I put the phone down and continued to listen to the many steps of how to incorporate the poolish into next addition of flour and water.
According to the timestamp I’d see later, “My god they’re outside the capitol” was written somewhere between the first kneading and the first proofing of the dough.
During the second proofing, I saw the flurry of texts culminating in “they’ve gotten in.”
I turned on the Apple TV. My precious Youtube channel, that I’d trained like a young Siddhartha to avoid all politics, didn’t stand a chance. It was everywhere. I found the first one I could that said “LIVE” in all caps.
Melissa rushed to the tv. She’s different than I am. When she feels something, it’s abundantly clear. With the ease of a tap being turned on, her face contorted and flowed tears. She looked at me and asked helplessly “why are they doing this?”
I tried my best to answer. And as I watched a flurry of angry words, hatred, and Trump come out of my mouth, I realized that I was coming up to a number of critical moments in my baguette’s journey. But how could that possibly matter now? To try to make bread at a time like this? All the next steps in my head felt like flour being poured into too much water, slowly dissipating away and fading from memory.
I could feel myself becoming the person I’d hoped to avoid, rejoining a collective consciousness I wanted no part of. And that is how the next 5 hours went. Glued to the TV, watching one horror after another.
My wife went to sleep around 1030pm, exhausted. So it was official, we wouldn’t be having the baguette together tonight. I continued to watch the miserables foment.
I had a dream my life would be
So different from this hell I’m living
But right around 11pm, something strange happened. The hatred was cast out and a decision was made to continue the vote. I don’t think anyone would have judged these congresspeople if they voted the next day. But they gritted their collective teeth and continued forward.
Something stirred in me. It made no sense, but I returned to my dough that I’d forgotten to throw away.
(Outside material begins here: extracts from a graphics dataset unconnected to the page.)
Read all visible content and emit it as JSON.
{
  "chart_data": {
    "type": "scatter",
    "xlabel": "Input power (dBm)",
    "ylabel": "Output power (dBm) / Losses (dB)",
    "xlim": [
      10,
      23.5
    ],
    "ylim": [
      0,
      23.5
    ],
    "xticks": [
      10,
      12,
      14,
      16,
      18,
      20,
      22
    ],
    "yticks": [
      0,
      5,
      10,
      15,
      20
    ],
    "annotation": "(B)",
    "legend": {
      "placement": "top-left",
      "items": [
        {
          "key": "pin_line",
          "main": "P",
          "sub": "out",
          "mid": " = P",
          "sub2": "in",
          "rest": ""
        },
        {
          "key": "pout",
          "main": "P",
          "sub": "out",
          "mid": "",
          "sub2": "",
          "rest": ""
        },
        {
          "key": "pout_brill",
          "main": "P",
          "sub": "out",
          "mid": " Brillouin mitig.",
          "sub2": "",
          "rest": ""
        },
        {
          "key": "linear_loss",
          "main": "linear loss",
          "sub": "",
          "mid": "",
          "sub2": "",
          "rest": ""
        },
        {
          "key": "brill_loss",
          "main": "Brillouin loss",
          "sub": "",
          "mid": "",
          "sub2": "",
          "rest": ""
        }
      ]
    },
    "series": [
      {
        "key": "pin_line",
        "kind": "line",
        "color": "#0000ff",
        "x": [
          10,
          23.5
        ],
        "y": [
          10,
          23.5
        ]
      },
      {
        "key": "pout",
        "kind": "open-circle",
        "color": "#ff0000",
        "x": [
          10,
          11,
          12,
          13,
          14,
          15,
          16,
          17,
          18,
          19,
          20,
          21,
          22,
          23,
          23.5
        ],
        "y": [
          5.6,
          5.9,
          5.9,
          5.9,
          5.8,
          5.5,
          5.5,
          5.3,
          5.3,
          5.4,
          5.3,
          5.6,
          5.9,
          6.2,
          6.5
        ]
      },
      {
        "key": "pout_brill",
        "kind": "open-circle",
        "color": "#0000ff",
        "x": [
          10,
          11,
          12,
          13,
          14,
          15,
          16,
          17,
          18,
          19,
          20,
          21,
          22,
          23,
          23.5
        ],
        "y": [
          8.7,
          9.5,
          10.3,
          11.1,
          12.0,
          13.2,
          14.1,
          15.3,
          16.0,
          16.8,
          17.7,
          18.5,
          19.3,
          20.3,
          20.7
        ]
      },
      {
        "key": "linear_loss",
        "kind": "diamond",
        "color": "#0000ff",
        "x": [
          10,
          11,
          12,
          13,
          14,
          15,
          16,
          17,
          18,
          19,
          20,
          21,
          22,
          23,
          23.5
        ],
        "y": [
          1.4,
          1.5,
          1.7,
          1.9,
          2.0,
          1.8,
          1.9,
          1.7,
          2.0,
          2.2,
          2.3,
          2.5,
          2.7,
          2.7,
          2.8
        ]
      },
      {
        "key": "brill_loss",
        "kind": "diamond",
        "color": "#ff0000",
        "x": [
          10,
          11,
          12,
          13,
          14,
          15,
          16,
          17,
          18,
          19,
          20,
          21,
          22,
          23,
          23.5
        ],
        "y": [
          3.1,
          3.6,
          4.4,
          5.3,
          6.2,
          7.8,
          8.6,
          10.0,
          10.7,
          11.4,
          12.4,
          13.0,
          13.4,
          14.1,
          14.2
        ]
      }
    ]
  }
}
Slapped it once. Rotated 90 degrees. Twice. And began forming the shapes. 2 hours later, the oven was preheated to 465 and I put the dough in and threw two tablespoons of water onto a heated tray. Immediately a mass amount of steam erupted and began to rise the bread quickly.
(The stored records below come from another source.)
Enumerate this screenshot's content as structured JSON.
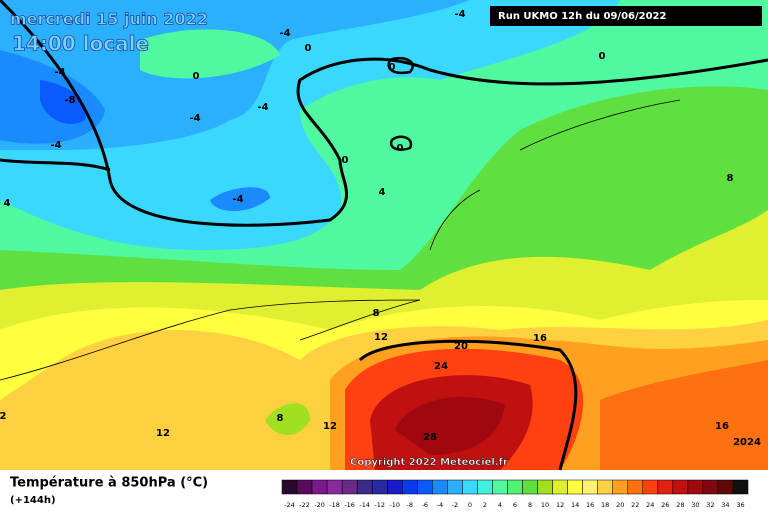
{
  "header": {
    "date": "mercredi 15 juin 2022",
    "time": "14:00 locale",
    "run": "Run UKMO 12h du 09/06/2022"
  },
  "map": {
    "copyright": "Copyright 2022 Meteociel.fr",
    "contour_labels": [
      "-4",
      "-4",
      "0",
      "0",
      "0",
      "0",
      "-4",
      "-8",
      "-4",
      "-4",
      "-4",
      "0",
      "0",
      "4",
      "-4",
      "4",
      "8",
      "8",
      "12",
      "20",
      "16",
      "24",
      "28",
      "8",
      "12",
      "12",
      "2",
      "16",
      "2024"
    ]
  },
  "legend": {
    "title": "Température à 850hPa (°C)",
    "lead": "(+144h)",
    "ticks": [
      -24,
      -22,
      -20,
      -18,
      -16,
      -14,
      -12,
      -10,
      -8,
      -6,
      -4,
      -2,
      0,
      2,
      4,
      6,
      8,
      10,
      12,
      14,
      16,
      18,
      20,
      22,
      24,
      26,
      28,
      30,
      32,
      34,
      36
    ],
    "colors": [
      "#2a0a2a",
      "#5a0a5a",
      "#7a1a8a",
      "#8a2a9a",
      "#6a2a8a",
      "#3a2a8a",
      "#2a2aa0",
      "#1a1acc",
      "#0a3aee",
      "#0a5aff",
      "#1a8aff",
      "#2ab0ff",
      "#3ad8ff",
      "#40f0e0",
      "#50f8a0",
      "#50f070",
      "#60e040",
      "#a0e020",
      "#e0f030",
      "#ffff40",
      "#fff070",
      "#ffd040",
      "#ffa020",
      "#ff7010",
      "#ff4010",
      "#e02010",
      "#c01010",
      "#a00810",
      "#800810",
      "#600808",
      "#101010"
    ]
  }
}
After the rise, I opened the door, removed the steam tray and aired out the moisture from the oven. This phase crusts the bread.
I peeked into the bedroom to see if Melissa was awake. And maybe it was the smell of warm bread, maybe it was our cosmic connection, or perhaps it was the smoke alarm that had gone off multiple times, but she was awake and knew why I had opened the door.
Look, I’m no Jean Valjean. There are very important reasons to demand bread and 3am in an apartment already filled with food is not one of them. But this night felt imperative. And this bread felt like it absolutely needed to be made.
This night had awoken the amateur, soft-ass breadmakers like me.
Everything about this day told me this bread was going to taste awful. Even the crust around it looked hard. I handed it to my wife to break. The crack rang through the apartment and then puffs of steam billowed out. We opened it up. I saw those beautiful holes. I started crying.
It’s an interesting thing, baguettes. Their soft insides are not soft because you take them out of the oven early. They are soft because they are hard on the outside. The hard part protects and encourages the inside to be softer and softer.
And, if you know what’s good for you, don’t you dare tread on them.